When Paula Sinclair fell into the dreaded black hole which visits most creative forces on occasion, she must have felt like her musical days were over. Blessed with a voice made for song, she still could have carved out a living, but she obviously is not one to just interpret or mouth other people's works. Anyone who knows or has heard her knows what a force she can be. So when she hit the brick wall, to her all seemed lost, if only for a short time.
Luckily, the brick wall hit back. One day, she found that she need not do everything herself. While consoling herself with poetry, the music magically began to flow, strangely enough, with the words and phrases. A few months later, she walked into a recording studio to lay down a bare bones version of what was to become The Good Horse. With only guitar and voice, she lay out song after song—a poet's words and her music creating a new whole.
Not long after, Sinclair headed into 8 Ball Studio and came out with an album capable of not only destroying the black hole, but putting her on a different and satisfying path—satisfying for herself and for those lucky enough to discover her music. Patently inspired by the works of William Stafford, Dorian Laux and others, she throws herself into an odd collaboration, taking their words and her music into a world laden with roots, both folk and country, and coming out the other end with a gem. This is dirt-under-your-fingernails folk and losing-your-mind country at its best, and the fact that Sinclair left lyrics to poets takes nothing away. The stories told and the emotions felt say it all with a refreshing honesty, and Sinclair's music—have I said refreshing and honest?
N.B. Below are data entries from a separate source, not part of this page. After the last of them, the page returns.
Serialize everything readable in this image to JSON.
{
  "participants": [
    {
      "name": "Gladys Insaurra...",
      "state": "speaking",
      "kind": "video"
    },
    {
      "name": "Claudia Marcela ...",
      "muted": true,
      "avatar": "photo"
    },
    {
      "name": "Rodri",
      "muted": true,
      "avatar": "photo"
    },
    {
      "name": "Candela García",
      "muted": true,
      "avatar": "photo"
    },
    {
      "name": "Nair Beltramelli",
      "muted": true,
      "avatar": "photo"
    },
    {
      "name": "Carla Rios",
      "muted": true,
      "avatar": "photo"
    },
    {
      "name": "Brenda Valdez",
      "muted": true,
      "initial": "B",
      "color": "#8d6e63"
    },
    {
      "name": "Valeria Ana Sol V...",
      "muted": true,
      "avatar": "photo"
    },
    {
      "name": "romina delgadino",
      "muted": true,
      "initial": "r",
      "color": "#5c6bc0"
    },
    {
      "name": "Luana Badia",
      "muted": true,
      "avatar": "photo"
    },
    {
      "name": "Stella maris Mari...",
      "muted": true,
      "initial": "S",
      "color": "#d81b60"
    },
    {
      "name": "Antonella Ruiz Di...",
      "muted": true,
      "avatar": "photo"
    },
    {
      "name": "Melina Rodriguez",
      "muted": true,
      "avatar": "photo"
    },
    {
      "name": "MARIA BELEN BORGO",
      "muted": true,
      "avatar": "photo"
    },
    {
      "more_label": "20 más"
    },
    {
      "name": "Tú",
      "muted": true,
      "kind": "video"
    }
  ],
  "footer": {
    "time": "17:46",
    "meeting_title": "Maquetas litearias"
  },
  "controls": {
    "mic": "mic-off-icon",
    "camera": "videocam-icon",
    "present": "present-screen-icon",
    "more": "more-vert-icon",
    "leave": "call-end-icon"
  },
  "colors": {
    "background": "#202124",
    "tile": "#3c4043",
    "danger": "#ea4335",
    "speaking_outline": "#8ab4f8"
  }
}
The package does not hurt, either. Rather than leave you with just the finished product, she includes that bare bones disc to give you insight into the creative process. And let me tell you, it's quite a jump from acoustic guitar and voice (a very nice disc and one I prefer in my more solemn moments) to the full session completed product. The music, straddling folk and country beautifully, comes alive as Uncle Tumbleweed lays itself out with its guitar/bass/pedal steel/keyboard/drums structure, fleshing out theme after theme. Putting Sinclair's voice on top is like putting butter on toast—a combination hard to beat.
Not many could put together a project of such depth with the touch Sinclair gives this. She has talent way beyond her voice. She knows things. Deep things. Dark things. Wonderful and maybe not so wonderful things. The fact remains, she knows. I can tell.